でも、そこまで規制されるような物は買って来ていませんがね。」
「ふむ・・・ちなみにキタミザト様、布と糸を買ってきたのですね?」
「はい、向こうの雑貨屋に並んでいるのを根こそぎ。」
「ね・・・根こそぎですか。
んんっ・・・それで針はありましたか?」
ラルフが呆れながらも聞いてくる。
「・・・針?」
武雄が不思議そうな顔をさせて聞き返す。
「はい、針です。
布と糸があるのなら針もあったはずです。
特に種族が多い国家ですから色々な種類の針があるのではないかと、あとは一度、魔王国の針を見てみたかったのもあります。」
「針は頭になかったですね・・・・買っていません。」
武雄が考えながら言う。
「そうですか。
なら布と糸を見させて貰います。
キタミザト様としては、買った品物を見てどう感じましたか?
例えば布とか。」
「私ですか・・・刺繍が違うなぁという程度しかわかりませんでした。」
武雄が苦笑しながら言う。
「刺繍・・・わかりました。
予定が来次第、調整して臨みます。」
「はい、よろしくお願いします。
では・・・あ、スニーカーはどんな感じですか?」
立ち上がった武雄がラルフに聞く。
「試作中です。
そう言えばスズネ様が言っておりましたが、前に作った半長靴の靴底をラバーソールに替える可能性があると・・・」
「替える?」
武雄が聞き返す。
「はい、スズネ様が長時間歩いたりしているのを考えると足に負担が少ないようにラバーソールに替えるだろうと。
飲みの席で小耳に挟みました。」
「確かに変更依頼はしようと思いましたけど・・・替えるとは考えなかったなぁ。」
武雄が感心したように言う。
「キタミザト様、何を考えておいでで?」
「半長靴の靴底裏の凹凸を綺麗に真っ平にしてください。
その上にラバーソールを貼り付けて貰います。
そうする事で木や石の凹凸に対しての靴底の強度はある程度、保持したまま、歩き心地は柔らかく出来ると考えます。」
「・・・貼り付ける・・・ですか。」
「ええ、それに既存の靴底を一度撤去して、新たに付けるなんて、そんな事するなら新たに作った方が楽ですよ。

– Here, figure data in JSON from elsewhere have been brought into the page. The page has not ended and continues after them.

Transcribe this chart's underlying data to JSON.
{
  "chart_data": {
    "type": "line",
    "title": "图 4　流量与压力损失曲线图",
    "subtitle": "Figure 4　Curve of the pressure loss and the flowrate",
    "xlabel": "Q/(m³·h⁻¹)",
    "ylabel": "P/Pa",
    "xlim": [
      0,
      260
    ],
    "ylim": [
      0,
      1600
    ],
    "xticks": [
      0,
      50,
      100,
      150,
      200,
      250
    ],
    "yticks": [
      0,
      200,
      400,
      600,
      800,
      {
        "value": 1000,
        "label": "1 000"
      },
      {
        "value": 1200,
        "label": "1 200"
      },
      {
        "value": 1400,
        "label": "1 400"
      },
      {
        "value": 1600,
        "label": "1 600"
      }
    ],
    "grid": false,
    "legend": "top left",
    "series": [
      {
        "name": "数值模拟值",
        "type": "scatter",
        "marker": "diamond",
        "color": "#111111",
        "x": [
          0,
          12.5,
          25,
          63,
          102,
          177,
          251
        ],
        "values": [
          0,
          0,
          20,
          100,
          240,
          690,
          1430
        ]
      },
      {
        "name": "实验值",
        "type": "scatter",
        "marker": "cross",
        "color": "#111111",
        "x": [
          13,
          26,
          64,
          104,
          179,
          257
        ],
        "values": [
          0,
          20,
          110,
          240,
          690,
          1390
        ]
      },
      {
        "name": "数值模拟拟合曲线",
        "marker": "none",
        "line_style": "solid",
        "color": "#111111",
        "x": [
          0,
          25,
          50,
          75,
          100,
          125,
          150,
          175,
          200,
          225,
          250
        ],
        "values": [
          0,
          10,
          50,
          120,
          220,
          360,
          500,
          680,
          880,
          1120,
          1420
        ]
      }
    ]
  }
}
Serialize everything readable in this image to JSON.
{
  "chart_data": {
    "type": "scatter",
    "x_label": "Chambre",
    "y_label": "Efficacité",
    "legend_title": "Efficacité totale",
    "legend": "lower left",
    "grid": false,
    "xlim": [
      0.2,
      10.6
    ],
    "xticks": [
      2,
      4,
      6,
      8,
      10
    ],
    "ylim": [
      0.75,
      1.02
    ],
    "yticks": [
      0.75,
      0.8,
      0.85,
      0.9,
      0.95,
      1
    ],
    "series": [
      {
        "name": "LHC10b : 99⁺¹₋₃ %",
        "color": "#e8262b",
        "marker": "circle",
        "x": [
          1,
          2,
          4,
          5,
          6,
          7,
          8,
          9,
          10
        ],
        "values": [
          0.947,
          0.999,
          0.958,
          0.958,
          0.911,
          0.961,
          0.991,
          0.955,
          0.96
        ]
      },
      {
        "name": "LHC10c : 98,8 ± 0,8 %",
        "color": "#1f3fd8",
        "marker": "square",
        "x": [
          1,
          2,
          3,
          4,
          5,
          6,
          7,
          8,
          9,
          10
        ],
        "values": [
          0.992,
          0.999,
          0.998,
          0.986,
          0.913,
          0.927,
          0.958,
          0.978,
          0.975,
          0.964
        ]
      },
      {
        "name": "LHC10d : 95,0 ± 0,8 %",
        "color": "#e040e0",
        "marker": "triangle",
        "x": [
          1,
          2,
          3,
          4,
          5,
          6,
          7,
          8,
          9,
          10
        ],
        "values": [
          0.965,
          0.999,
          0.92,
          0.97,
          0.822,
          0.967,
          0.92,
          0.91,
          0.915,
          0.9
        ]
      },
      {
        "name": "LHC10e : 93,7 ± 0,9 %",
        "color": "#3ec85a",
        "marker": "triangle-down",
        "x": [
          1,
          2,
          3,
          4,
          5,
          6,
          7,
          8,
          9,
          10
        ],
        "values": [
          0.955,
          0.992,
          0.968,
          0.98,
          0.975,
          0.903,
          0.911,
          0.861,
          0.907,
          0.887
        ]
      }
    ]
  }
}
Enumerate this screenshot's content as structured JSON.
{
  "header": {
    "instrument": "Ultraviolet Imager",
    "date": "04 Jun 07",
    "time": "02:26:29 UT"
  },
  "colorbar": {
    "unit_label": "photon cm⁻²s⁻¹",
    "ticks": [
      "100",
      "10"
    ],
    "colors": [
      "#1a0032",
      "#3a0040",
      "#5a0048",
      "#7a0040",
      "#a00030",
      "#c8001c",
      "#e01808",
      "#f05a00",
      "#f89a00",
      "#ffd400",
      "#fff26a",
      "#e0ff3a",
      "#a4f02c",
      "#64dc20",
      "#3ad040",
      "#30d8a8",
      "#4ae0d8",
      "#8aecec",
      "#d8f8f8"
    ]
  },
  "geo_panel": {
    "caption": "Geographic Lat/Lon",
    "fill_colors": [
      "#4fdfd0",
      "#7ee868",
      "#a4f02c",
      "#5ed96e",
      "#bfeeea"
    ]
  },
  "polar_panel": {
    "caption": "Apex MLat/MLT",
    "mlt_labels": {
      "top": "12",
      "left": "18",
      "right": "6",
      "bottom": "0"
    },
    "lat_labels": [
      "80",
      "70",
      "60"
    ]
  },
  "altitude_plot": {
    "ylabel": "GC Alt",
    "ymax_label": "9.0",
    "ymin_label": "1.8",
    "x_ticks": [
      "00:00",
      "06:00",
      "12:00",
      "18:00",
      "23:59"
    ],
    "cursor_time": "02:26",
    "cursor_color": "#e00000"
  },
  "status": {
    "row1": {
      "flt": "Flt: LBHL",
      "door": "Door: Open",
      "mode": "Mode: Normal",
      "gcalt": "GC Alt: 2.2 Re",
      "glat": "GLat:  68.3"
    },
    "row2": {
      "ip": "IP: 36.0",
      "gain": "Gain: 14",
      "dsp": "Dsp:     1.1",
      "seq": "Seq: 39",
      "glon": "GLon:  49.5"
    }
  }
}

私は木や鋭利な石等を踏み抜いても靴が貫通しないようにしたいんですよ。
たぶん、今の靴の裏に貼れば柔らかい感じの靴が出来るような気がします。」
「なるほど・・・実施の方向でやり方を検討します。」
ラルフが頷きながら言う。
「キタミザト様、スズネ様からインナーソールを作るようにと言われておりますが、如何しましょう。」
「蒸れない物を。
あとゴムで作ったものも欲しいですね。
履いて感触を確かめてからどちらを使うか考えます。」
「畏まりました。
では、半長靴の底の改造は検討し、実施準備が出来次第、ご連絡を入れます。
インナーソールも用意しておきます。」
「はい、お願いします。
では、今度こそ、よろしくお願いします。」
武雄がラルフの仕立て屋を出て行く。
「「ありがとうございました。」」
従業員達が見送るのだった。
・・
・
「はぁ・・・」
ラルフがソファに浅く腰をかけて天井を見上げながらため息を付く。
「店長、また仕事増えましたね。」
カウンターに居る女性店員が言ってくる。
「いやいや、考えようによってはうちの新商品をすぐに使ってくれると考えるべきなんだよ。

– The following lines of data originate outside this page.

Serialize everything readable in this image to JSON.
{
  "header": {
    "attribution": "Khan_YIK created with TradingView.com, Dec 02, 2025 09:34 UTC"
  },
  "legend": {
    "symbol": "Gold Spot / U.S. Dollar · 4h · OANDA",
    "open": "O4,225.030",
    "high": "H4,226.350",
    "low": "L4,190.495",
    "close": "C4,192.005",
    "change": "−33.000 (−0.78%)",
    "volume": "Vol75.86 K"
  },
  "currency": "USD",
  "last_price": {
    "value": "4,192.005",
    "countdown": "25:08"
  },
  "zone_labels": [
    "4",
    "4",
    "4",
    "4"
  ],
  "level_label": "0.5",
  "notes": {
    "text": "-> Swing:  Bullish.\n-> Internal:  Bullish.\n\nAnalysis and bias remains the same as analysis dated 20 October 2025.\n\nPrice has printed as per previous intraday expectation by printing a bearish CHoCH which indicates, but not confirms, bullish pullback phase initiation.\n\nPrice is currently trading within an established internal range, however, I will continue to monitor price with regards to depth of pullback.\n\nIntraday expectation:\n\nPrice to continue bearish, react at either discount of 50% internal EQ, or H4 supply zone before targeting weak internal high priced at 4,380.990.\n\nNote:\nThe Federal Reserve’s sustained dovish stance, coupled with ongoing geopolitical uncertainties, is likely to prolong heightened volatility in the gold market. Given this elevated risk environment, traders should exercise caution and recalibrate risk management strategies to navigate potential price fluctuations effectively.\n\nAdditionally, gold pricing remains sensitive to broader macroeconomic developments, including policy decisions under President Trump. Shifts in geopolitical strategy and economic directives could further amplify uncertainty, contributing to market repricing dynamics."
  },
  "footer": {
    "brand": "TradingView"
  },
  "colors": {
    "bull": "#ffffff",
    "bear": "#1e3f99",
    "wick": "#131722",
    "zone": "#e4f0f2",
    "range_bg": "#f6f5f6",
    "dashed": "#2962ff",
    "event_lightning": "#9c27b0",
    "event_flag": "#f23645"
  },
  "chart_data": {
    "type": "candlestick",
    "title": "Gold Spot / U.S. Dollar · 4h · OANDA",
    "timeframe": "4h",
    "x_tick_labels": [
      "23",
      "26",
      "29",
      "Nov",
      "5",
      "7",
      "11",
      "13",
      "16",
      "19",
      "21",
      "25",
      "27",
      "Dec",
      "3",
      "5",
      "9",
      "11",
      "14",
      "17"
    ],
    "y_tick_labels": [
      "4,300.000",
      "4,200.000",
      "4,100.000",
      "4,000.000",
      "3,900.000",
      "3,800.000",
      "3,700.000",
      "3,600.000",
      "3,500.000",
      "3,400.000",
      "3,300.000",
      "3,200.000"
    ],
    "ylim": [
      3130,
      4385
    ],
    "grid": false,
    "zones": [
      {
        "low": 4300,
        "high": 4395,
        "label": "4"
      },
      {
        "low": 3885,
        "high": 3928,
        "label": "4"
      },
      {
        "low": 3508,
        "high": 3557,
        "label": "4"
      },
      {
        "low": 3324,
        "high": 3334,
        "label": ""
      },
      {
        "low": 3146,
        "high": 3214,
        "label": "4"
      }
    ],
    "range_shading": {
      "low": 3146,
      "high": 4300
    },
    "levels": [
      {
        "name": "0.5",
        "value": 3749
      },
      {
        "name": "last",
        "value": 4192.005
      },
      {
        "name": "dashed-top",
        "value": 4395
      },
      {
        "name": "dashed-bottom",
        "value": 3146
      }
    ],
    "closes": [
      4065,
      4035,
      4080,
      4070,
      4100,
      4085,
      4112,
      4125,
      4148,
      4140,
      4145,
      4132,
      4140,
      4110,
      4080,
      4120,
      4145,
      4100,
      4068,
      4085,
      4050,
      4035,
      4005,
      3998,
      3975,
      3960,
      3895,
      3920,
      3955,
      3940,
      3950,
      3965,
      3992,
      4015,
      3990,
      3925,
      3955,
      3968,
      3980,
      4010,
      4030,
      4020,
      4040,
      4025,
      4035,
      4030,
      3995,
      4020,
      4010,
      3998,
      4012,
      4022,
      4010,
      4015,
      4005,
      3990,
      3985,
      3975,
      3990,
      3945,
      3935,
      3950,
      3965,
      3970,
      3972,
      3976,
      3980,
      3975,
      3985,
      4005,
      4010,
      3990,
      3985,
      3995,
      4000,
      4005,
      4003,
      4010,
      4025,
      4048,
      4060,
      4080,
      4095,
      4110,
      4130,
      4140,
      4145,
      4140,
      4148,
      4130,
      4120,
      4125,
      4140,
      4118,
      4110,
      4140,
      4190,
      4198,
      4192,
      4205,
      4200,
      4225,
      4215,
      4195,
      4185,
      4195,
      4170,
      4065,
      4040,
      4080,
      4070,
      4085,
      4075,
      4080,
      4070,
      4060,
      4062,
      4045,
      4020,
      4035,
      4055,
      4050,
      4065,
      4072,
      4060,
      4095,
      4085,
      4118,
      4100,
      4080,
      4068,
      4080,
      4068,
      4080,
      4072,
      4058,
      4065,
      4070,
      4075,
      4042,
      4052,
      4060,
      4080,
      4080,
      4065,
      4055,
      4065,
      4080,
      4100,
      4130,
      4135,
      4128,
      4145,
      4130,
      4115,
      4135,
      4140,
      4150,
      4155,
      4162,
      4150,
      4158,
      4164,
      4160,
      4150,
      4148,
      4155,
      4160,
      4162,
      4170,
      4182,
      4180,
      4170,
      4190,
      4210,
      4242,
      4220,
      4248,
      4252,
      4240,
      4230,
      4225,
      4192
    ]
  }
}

作っても売れない商品は性能が良くても継続的に作れないからなぁ。
その意味ではすぐに商品にしてくれるキタミザト様はありがたい事だ。」
男性の職人が言う。
「まぁ・・・致し方ないでしょう。
防刃布の製作を一気に進めなくてはいけないのですが・・・どのくらいの大きさが必要か、ローチ工房と打ち合わせが必要ですね。」
「店長、これから打ち合わせに行かれますか?」
「・・・いや、たぶんですが、キタミザト様はここに来る前にローチ工房に行っているでしょう。
そして新しい馬車を頼んだはずです。」
「今頃、工房内の打ち合わせで大変でしょうね。」
「なので・・・2日後ぐらいに行きましょうかね。
今日話しても上の空でしょう。
多少は落ち着いている頃に話をしに行った方が良いでしょうからね。」
ラルフが言う。
「そうですね。」
「こっちも同じような事になっていましたし、気持ちはわかりますね。」
従業員達も頷くのだった。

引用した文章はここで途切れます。